Su película comienza describiendo la vida de Star (la debutante Sasha Lane), quien deja de buscar comida en los contenedores de basura de los supermercados y decide abandonar a sus hermanos y al papá borracho y abusador, luego de quedar encandilada con Jake (Shia LaBeouf), un destacado elemento de una tropa de chavales que viajando por el país van de puerta en puerta vendiendo suscripciones para revistas.
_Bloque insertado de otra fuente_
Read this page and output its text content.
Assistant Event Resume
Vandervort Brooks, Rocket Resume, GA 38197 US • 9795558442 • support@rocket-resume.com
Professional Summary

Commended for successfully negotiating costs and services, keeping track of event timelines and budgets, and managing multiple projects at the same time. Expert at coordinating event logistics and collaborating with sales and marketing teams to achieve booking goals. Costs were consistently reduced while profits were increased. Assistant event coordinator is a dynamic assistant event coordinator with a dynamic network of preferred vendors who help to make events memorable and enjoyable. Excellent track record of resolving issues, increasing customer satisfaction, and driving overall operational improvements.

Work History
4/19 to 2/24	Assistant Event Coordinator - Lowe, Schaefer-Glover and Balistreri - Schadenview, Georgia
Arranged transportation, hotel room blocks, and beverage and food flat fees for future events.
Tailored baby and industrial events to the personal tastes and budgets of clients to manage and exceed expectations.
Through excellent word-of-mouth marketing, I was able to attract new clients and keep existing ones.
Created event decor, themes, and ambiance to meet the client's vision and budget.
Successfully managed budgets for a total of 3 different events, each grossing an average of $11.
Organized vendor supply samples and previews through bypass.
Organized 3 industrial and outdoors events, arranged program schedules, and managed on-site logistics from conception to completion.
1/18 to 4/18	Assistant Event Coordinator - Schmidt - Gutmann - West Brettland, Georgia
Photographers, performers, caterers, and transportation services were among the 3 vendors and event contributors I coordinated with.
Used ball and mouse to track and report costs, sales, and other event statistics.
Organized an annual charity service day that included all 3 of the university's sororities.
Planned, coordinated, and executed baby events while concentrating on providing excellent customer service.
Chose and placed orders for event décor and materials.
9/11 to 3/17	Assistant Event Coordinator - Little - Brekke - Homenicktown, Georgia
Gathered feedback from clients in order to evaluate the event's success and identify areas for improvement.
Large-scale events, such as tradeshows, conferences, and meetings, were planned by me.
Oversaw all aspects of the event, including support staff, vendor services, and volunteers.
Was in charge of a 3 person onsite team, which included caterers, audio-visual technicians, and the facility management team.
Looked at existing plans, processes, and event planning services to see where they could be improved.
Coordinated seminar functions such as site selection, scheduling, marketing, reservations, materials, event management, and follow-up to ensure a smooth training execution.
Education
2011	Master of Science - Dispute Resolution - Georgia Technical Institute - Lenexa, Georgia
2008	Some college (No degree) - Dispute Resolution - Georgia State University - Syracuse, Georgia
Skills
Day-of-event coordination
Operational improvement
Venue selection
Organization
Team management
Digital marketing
Al final, tras una cortina de espíritu festivo y liberal que se tiende durante tres horas de película, se revelan el pesimismo y la soledad de una generación en ruta hacia la nada.
En pantalla, Andrea Arnold nos muestra chicos alentados por una furia contra las jerarquías y desprendidos de cualquier interés sobre el porvenir.
En un filme como Dulzura Americana vemos que atrás quedó la Generación X y su ideal wannabe.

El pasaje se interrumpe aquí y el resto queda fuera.